Correlation Between Upper Limb Volume and Arterial and Venous Blood Flow Velocity in Lymphedema Secondary to Breast Cancer Treatment

    loading  Checking for direct PDF access through Ovid

Abstract

Objective:

The purpose of this study was to correlate upper limb volume and arterial and venous blood flow velocity in breast cancer survivors.

Methods:

A cross-sectional study was conducted on 30 women with lymphedema and a mean age of 55.60 years (standard deviation = 8.12). For the assessment of upper limb volume, perimetry was performed with measures at 6 points on the limb, which were mathematically calculated as volume. The blood flow velocity of the axillary and brachial arteries and veins were assessed by Doppler ultrasound with a probe at 4 MHz. In the statistical analysis, a Shapiro-Wilk test determined a non-normal data distribution.
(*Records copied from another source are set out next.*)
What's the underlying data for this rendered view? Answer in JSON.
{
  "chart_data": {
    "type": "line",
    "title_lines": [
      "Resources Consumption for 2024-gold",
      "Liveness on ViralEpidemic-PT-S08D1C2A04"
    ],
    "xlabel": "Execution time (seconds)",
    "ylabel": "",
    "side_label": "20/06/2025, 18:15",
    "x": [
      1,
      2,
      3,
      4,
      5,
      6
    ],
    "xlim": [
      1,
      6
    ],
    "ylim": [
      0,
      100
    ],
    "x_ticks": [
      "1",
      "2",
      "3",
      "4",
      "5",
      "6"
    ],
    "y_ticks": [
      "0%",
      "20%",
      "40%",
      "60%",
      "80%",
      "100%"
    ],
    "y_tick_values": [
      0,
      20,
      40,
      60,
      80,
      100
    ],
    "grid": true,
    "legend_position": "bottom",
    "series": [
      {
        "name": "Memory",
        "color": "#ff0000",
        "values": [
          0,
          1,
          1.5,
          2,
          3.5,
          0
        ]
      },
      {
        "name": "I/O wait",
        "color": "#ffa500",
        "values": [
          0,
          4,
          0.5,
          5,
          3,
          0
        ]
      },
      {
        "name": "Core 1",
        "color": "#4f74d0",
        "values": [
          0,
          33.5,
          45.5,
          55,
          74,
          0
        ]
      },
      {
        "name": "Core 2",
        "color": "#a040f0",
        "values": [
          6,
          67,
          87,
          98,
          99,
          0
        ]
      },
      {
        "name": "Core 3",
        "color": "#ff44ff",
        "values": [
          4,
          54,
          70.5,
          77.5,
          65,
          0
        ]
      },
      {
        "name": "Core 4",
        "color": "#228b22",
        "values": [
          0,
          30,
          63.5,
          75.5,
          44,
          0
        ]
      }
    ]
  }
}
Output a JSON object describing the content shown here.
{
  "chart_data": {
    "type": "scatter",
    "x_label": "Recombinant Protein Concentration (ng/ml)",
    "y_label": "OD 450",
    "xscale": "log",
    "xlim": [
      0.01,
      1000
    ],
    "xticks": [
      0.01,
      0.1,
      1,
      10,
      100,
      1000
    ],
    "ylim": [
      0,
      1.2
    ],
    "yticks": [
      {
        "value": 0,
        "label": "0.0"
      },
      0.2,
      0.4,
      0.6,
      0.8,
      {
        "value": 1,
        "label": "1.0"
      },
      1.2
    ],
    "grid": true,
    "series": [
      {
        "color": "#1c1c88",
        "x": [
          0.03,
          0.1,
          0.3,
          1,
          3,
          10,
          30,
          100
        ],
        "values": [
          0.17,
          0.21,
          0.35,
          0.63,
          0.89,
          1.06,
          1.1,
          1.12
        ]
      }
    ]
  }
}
Spearman correlation coefficients (ρ) were calculated to determine the association between the variables blood flow velocity and lymphedema volume.

Results:

We identified significant and positive associations between all variables correlated with limb volume: blood flow velocity of the axillary artery (ρ = 0.381, P = .041), axillary vein (ρ = 0.383, P = .039), brachial artery (ρ = 0.375, P = .044), and the brachial vein (ρ = 0.373, P = .045).

Conclusion:

There is a positive association between limb volume and blood flow velocity in the upper limbs of women with lymphedema secondary to breast cancer treatment.